I decided in the end to extend that voice a little. I’ve now reread every single scene where it occurs and in nearly every case I’ve lengthened it.  
It constantly reminds Renate that she is neither German, English nor Jewish, that she belongs nowhere, that she is a disgrace and that she doesn’t deserve any happiness.
I think I may now be about to send it out to agents, followed by small press.
It would be useful to get it out internationally.  

Monday 3 September 2012

Marianne Wheelaghan The Blue Suitcase



There are many parallels between this and Potatoes in Spring. And there are some subtle and some less subtle differences.
We have both used material produced by young German women. Marianne Wheelaghan’s “account” covers the years from 1932 to 1947 and mine form 1938 to 1947. Both of our accounts are more intense as we lead up to the outbreak of World War II and both take bigger leaps towards the end. We have both translated from German and have had to fill in the gaps when we couldn’t read the writing. We both feel that we have brought something of a young German woman’s voice that isn’t a 21st century one to what we have written, and that our reader may need to work a little to understand that voice.
Both works add something new to a topic that has been much discussed. Both of us have complemented the fantastic primary resources we have had with much research about the era. Both books end with some hope but neither the reader nor the central character in each know how it will work out. Marianne and I actually do. Our stories are about real people we know well.
The reader learns from The Blue Suitcase what it was like for one German family, who had a Polish-sounding name, and who eventually had to move from their home to the American zone after the war, pushed out first by the Russians and then by occupying Polish families. Potatoes in Spring of course is the story of a ‘Mischling’, of a miraculous escape for some children with severe learning difficulties and of the daily life of some ordinary German girls who had little idea if what was actually happening in their country. Somehow many of the issues are nevertheless similar. And we both have teenage girls behaving … like teenage girls.           
The Blue Suitcase is a mixture of letters and diary entries, some of which are quite long and read like fiction. Potatoes in Spring is a mixture letters and short scenes, some of which are based on written and verbal accounts from the central character. I have possibly strayed a little further away from my primary resources than has Weelaghan but I’ve had to do that partly because otherwise I would have had too many characters and I didn’t have quite as much material in the first place. In spirit, actually, the two books have much in common.      
             

Friday 31 August 2012

Markus Zusak The Book Thief



This is another fictionalized account of something that could have happened during the Holocaust. The main character is Death and s/he arrives at various intervals to take someone away. But this person also lingers and tells us of some of what else is happening. “I witness the ones who are left behind, crumbling amongst the jigsaw puzzle of realisation, despair and surprise. They have punctured their hearts,” says death. The story s/he tells is of:
  • “A girl
  • Some words
  • An accordionist
  • Some fanatical Germans
  • A Jewish fist-fighter
  • And quite a lot of thievery.”
The girl, Liesel Meminger, is the book thief. Her mother, unable to look after her, leaves her in the care of the accordionist. Liesel steals three books and reads a lot of words.  Zusak writes a lot of words. The fanatical Germans are as fanatical here as they are in any other literature, factual or fictional, and the Jew Liesel and her family protect is a fist-fighter. Many of the characters steal in order to survive.   
Zusak was not there at the time. He has had to use imagination in order to work out how it was then. He has used his writerly method-acting to create the persona of Death. We get close to Liesel, too, and learn of her encounters with communist, fascists, Nazis, and Jesse Owens. Zusak gives us a strong hint of how life was there and then by putting us amongst the people who lived that life.  
The voice is strong and unusual in this novel. The layout too is quite different. All of this brings our attention more closely to this so important story.              

Thursday 19 July 2012

Revisiting the Holocaust – which works best, visiting a museum or engaging the imagination through fiction?
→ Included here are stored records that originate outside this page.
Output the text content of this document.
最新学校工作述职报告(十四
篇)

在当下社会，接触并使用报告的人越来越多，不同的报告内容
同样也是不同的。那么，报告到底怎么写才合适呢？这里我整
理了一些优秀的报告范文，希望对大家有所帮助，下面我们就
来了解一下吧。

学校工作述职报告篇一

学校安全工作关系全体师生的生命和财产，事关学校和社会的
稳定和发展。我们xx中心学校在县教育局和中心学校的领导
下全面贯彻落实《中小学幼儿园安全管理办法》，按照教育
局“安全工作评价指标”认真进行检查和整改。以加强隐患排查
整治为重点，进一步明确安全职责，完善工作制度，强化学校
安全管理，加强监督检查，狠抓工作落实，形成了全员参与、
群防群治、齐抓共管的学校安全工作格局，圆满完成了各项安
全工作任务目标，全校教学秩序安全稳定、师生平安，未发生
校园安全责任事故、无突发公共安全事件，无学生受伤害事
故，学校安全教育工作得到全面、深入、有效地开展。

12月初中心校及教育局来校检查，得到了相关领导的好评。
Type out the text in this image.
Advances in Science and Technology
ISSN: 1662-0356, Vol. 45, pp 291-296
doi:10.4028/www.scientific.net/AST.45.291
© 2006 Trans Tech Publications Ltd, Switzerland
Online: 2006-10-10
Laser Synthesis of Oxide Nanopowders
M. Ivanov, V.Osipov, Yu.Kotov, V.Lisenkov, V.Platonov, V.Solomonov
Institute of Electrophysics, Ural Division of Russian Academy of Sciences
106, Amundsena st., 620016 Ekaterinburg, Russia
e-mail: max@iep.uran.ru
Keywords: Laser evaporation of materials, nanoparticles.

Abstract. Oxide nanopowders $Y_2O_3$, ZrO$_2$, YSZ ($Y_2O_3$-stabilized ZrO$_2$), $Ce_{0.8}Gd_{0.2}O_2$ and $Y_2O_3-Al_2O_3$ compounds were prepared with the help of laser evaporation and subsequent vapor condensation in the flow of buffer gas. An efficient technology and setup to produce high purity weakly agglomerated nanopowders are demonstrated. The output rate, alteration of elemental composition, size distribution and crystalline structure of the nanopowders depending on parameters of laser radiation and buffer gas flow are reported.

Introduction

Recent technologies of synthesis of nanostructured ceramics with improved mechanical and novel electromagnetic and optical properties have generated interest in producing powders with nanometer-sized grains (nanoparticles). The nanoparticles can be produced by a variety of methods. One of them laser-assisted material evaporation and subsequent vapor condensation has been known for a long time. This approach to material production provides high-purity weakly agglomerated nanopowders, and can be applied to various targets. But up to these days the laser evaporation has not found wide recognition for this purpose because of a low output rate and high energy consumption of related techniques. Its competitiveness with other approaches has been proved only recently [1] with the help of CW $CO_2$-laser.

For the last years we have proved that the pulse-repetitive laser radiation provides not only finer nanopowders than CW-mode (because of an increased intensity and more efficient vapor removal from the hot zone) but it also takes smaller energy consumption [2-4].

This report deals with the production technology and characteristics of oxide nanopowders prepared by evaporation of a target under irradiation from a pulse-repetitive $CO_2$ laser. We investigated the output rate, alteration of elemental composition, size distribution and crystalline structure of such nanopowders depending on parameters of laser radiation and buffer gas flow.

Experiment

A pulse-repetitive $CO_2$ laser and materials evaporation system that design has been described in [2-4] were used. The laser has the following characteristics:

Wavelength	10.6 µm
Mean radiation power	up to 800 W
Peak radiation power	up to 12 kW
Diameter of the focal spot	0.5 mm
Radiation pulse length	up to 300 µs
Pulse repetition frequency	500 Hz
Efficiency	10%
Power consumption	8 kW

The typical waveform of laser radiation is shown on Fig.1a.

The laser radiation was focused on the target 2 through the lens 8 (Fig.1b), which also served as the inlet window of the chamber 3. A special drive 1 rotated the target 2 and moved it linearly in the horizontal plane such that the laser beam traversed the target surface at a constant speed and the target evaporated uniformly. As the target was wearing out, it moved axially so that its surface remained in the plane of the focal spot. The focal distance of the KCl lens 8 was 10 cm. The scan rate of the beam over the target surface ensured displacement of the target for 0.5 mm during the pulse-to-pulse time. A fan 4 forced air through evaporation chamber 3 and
Revisiting the Holocaust – which works best, visiting a  museum or engaging the imagination through fiction?
As I’ve intended for some time, I visited the Holocaust Exhibition at the ImperialWar Museum yesterday. It was a little surreal, anyway, as in the morning I worked with the Ministry of Stories, at their Children’s Republic of Shoreditch. All that is fun and zany. The IWM is more serious.
I suppose my intention in visiting the IWM was to make sure I hadn’t missed anything. I hadn’t, and in fact I found I knew more about each aspect of the topic than the exhibits showed me. I have after all used much of the IWM’s online archived material and as well as many other online resources. I’ve read a great deal and have a 40 page bibliography of books yet to read. Although the novel is finished I still wish to contextualize it.  
Nevertheless, the visit was fruitful. I found another half dozen books I’d like to read sometime. I was also able to visit the “A Family in War Time Exhibition” which was pertinent to the “Renate in England” strand of the project. Again, there was little I didn’t already know. However, it was useful to sit in an Anderson shelter and experience what it might fell like during an air-raid and also to have a close look at a Morrison shelter. I didn’t have time to visit the Blitz Experience. That is something I will do another day.
In another way the visit was extremely relevant: I realised that although the exhibition is informative for those who know little about the Holocaust it doesn’t quite get to the heart of the matter as some of the other materials and accounts I’ve studied. It doesn’t have the emotional impact of the creatively written texts I’ve read to support my research: - those by John Boyne, Emma Craigie, Charlotte Delbo, Marcus Zusak and Jake Wallis Simons. A really important aspect of this project for me, the creative writing academic researcher, is the opportunity it offers to examine that relationship between fact and fiction and how fiction and writing fiction can investigate what actually happens in a different way from how a bare laying down of facts informs us. Perhaps I need to assess how much my beta and beta+ readers understand of what I have written.
And a final advantage of the visit is that the receipt for my coffee included an invitation to hold my next important event at the IWM London. Now that would be grand: launching Potatoes in Spring at IWM London and perhaps at IWM North as well.        

Monday 7 May 2012

Finished? Not without Molly the kitten


Yes, I think I’ve finished.  I’ve completed all edits, even the copy edit and the read out loud edit.  Very last minute I’ve put another tiny sub-plot in. A story about a kitten. Traumatised Kindertransport children often found it easier to relate to animals than to other humans, no matter how much kindness was shown. In fact, kindness by others often made them feel guilty. They felt unworthy, partly because they had been labelled as a disgrace by the Nuremberg laws and partly because they felt guilty as they were surviving whilst other friends and relations were not.
It was particularly difficult for Mischling children such as Renate, who felt neither as if they were German nor English and neither were they properly Jewish like the other Kinder.
Molly the kitten has to be bottle fed. She is the daughter of one of the two farm cats who gave birth within a few days of each other. Most of the other kittens feed from either mother without hesitation. Molly seems unable to decide which cat should feed her and is ultimately rejected by both mothers. She becomes attached to Renate who looks after her. Molly eventually goes to live in London with Renate after she has left school. She is initially as confused about her identity as Renate is. But she thrives because she is loved.
I’ve found out very recently that Renate adopted a cat while she was evacuated with the school. She took it everywhere with her, often hidden inside her jacket. It seemed like a thread that needed to be woven into the story. The word count has gone up now by a couple of thousand.